The program is in its second year. It is designed to make up for export losses suffered as a result of the Trump administration’s trade war with China.
“Farmers are appreciative that the president and USDA are trying to make up for the lost markets we still haven’t regained,” said Adam Nielsen, director of national legislation and policy development with Illinois Farm Bureau.
Illinois farmers received $1.1 billion in MFP payments in 2018, more than in any other state. Iowa farmers received nearly as much.
This year, many have pointed out that individual farmers in other states — including Mississippi — are receiving more than those in the Corn Belt. That’s not something Nielsen frets about.
“It doesn’t help us to get critical about what other people are getting,” he said. “It is curious that there are other counties in the country growing other crops getting substantially more. But we’re not fixated on what other states are or are not getting.”
While tariffs placed on soybean imports by China get a lot of attention, many other agricultural commodities are in play. The long list includes corn, dairy, cotton, alfalfa, peanuts and wheat. Specialty crops such as nuts, ginseng and grapes are also covered.
“A number of crops not grown in the Midwest are included,” Nielsen said. “Almonds, for example, have been hit very hard in the trade war.”
Indeed, there is a big disparity in payments from county to county and commodity to commodity.
“County payment rates range from $15 to $150 per acre, depending on the impact of unjustified trade retaliation on that county,” said Peter Wood of
USDA’s farm production and conservation mission area. “Producers will receive a payment based on 2019 planted acreage multiplied by their county payment rate.”
That means farmers with prevented planting acres may see smaller payments this year. The MFP does not help with that acreage. Owing to the changing nature of the trade talks, the program is aiming at a moving target.
“MFP payments will be made in up to three tranches, with the second and third tranches evaluated as market conditions and trade opportunities dictate,” Wood said. “If conditions warrant, the second and third tranches will be made in, respectively, November and early January.”
A tranche refers to a portion of a total of a cash or security payout.
The USDA will provide up to $14.5 billion in direct payments this year to assist farmers suffering from the trade war. The sign-up period runs through Dec. 6.
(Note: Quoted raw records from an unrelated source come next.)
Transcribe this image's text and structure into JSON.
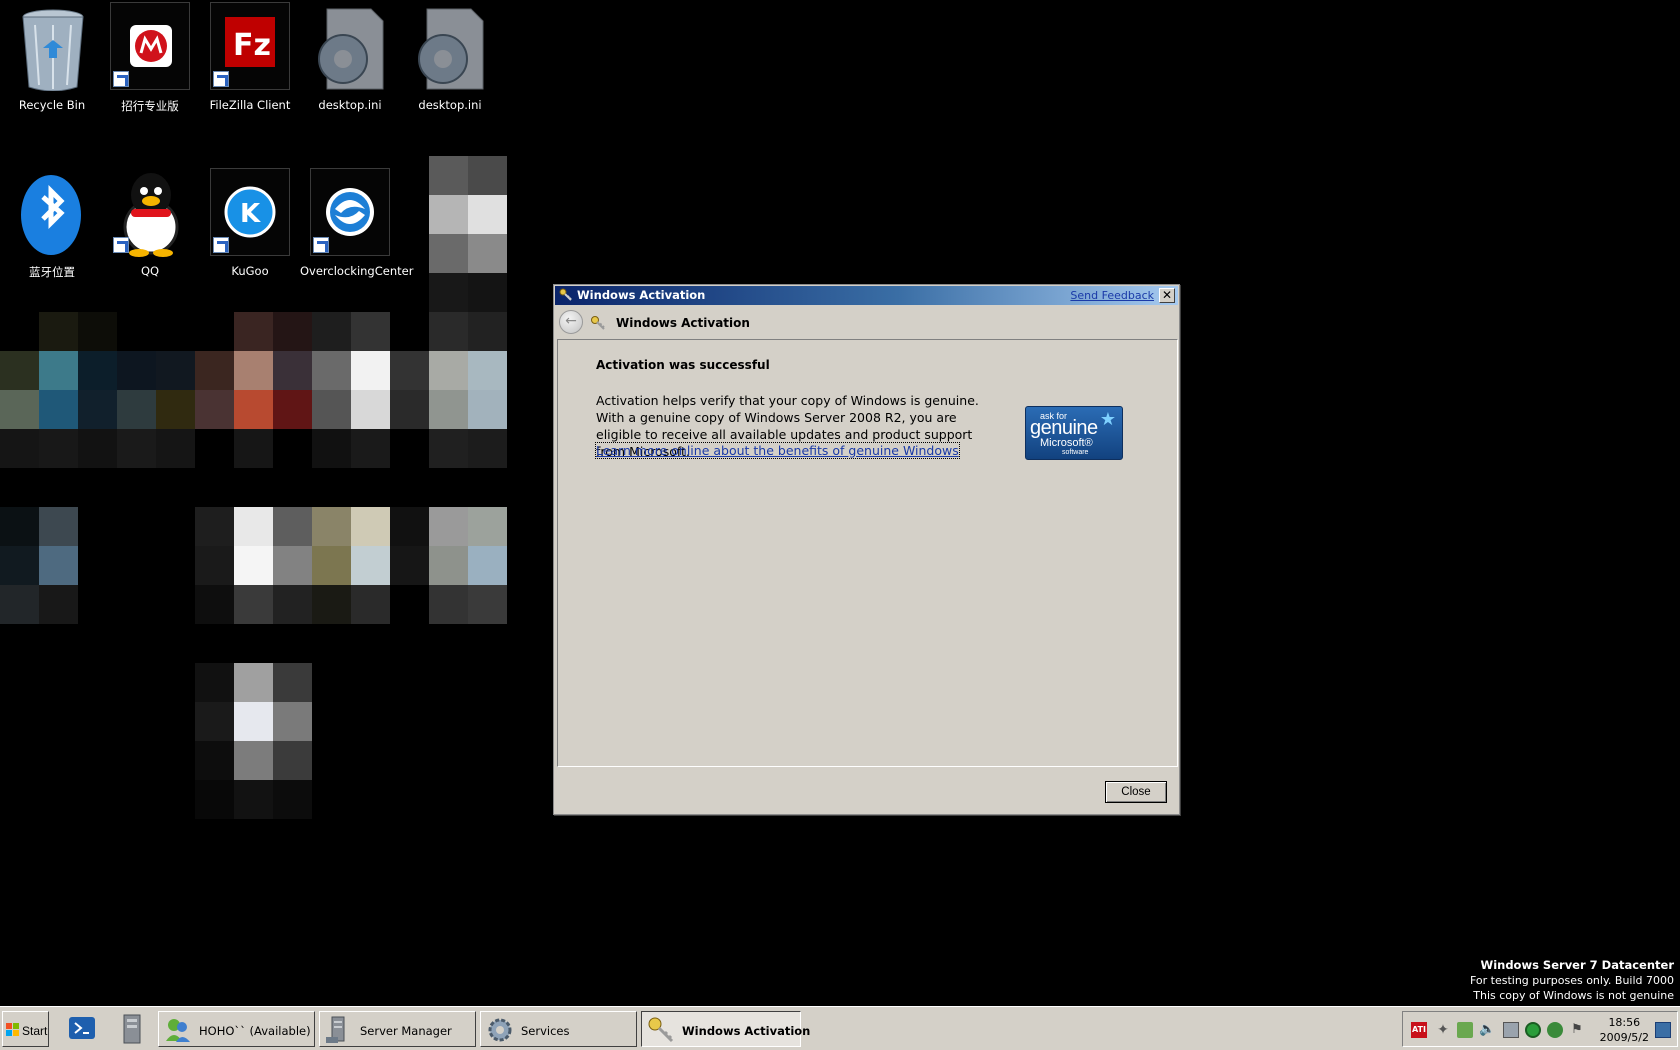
{
  "desktop": {
    "icons": [
      {
        "label": "Recycle Bin",
        "icon": "recycle-bin-icon"
      },
      {
        "label": "招行专业版",
        "icon": "cmb-bank-icon"
      },
      {
        "label": "FileZilla Client",
        "icon": "filezilla-icon"
      },
      {
        "label": "desktop.ini",
        "icon": "settings-file-icon"
      },
      {
        "label": "desktop.ini",
        "icon": "settings-file-icon"
      },
      {
        "label": "蓝牙位置",
        "icon": "bluetooth-icon"
      },
      {
        "label": "QQ",
        "icon": "qq-penguin-icon"
      },
      {
        "label": "KuGoo",
        "icon": "kugoo-icon"
      },
      {
        "label": "OverclockingCenter",
        "icon": "overclocking-icon"
      }
    ]
  },
  "dialog": {
    "title": "Windows Activation",
    "send_feedback": "Send Feedback",
    "close_x": "✕",
    "nav_title": "Windows Activation",
    "heading": "Activation was successful",
    "body": "Activation helps verify that your copy of Windows is genuine. With a genuine copy of Windows Server 2008 R2, you are eligible to receive all available updates and product support from Microsoft.",
    "link": "Learn more online about the benefits of genuine Windows",
    "badge": {
      "line1": "ask for",
      "line2": "genuine",
      "line3": "Microsoft®",
      "line4": "software"
    },
    "close_button": "Close"
  },
  "watermark": {
    "title": "Windows Server 7 Datacenter",
    "line2": "For testing purposes only. Build 7000",
    "line3": "This copy of Windows is not genuine"
  },
  "taskbar": {
    "start": "Start",
    "buttons": [
      {
        "label": "HOHO`` (Available)",
        "icon": "messenger-icon"
      },
      {
        "label": "Server Manager",
        "icon": "server-manager-icon"
      },
      {
        "label": "Services",
        "icon": "services-gear-icon"
      },
      {
        "label": "Windows Activation",
        "icon": "activation-keys-icon",
        "active": true
      }
    ],
    "clock": {
      "time": "18:56",
      "date": "2009/5/2"
    }
  },
  "colors": {
    "dialog_bg": "#d4d0c8",
    "title_gradient_start": "#0a246a",
    "title_gradient_end": "#a6caf0",
    "link": "#1a3aa8",
    "desktop": "#000000"
  }
}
“They’re trying to be as transparent as they could,” Nielsen said. “It’s evident that a lot of places where cotton is grown, for example, have high payment rates.”
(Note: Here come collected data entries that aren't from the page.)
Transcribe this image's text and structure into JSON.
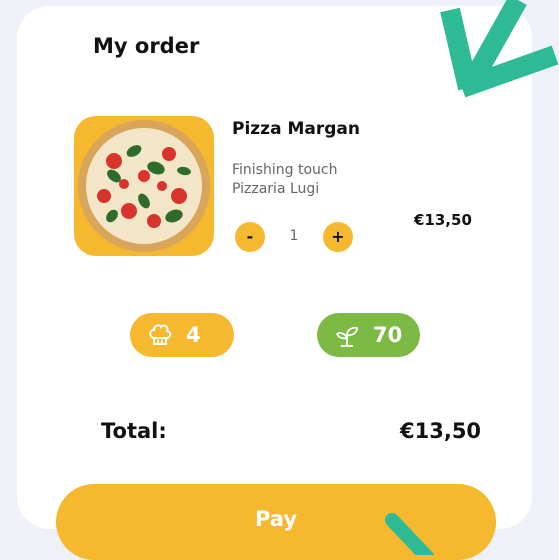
{
  "order": {
    "title": "My order",
    "item": {
      "name": "Pizza Margan",
      "description_line1": "Finishing touch",
      "description_line2": "Pizzaria Lugi",
      "quantity": "1",
      "minus_label": "-",
      "plus_label": "+",
      "price": "€13,50",
      "image_icon": "pizza-photo"
    },
    "stats": {
      "chef_icon": "chef-hat-icon",
      "chef_value": "4",
      "eco_icon": "sprout-icon",
      "eco_value": "70"
    },
    "total_label": "Total:",
    "total_value": "€13,50",
    "pay_label": "Pay"
  },
  "colors": {
    "accent_yellow": "#f5b82e",
    "accent_green": "#7dba45",
    "arrow_teal": "#2dba94",
    "background": "#eef1f7"
  }
}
Although prevented plant acres are not eligible for payments, farmers who plant cover crops meeting crop insurance requirements may receive $15 per acre for those lands.
To be eligible for the $15 per acre MFP payment, a cover crop must be planted by Aug. 1. The cover crop must meet crop insurance requirements.
Nielsen points out farmers would rather have a flourishing export market for their crops instead of relying on makeup payments.
“Tariffs still remain, and we’re nowhere near in terms of export demand with China than we were a few years ago,” he said. “We have less than 5% of that market. Soybean exports was a $2 billion market for just the state of Illinois in 2017, $1 billion in 2018, and just a trickle this year.
“There is a point at which your patience runs out. I don’t know how much longer we can go on.”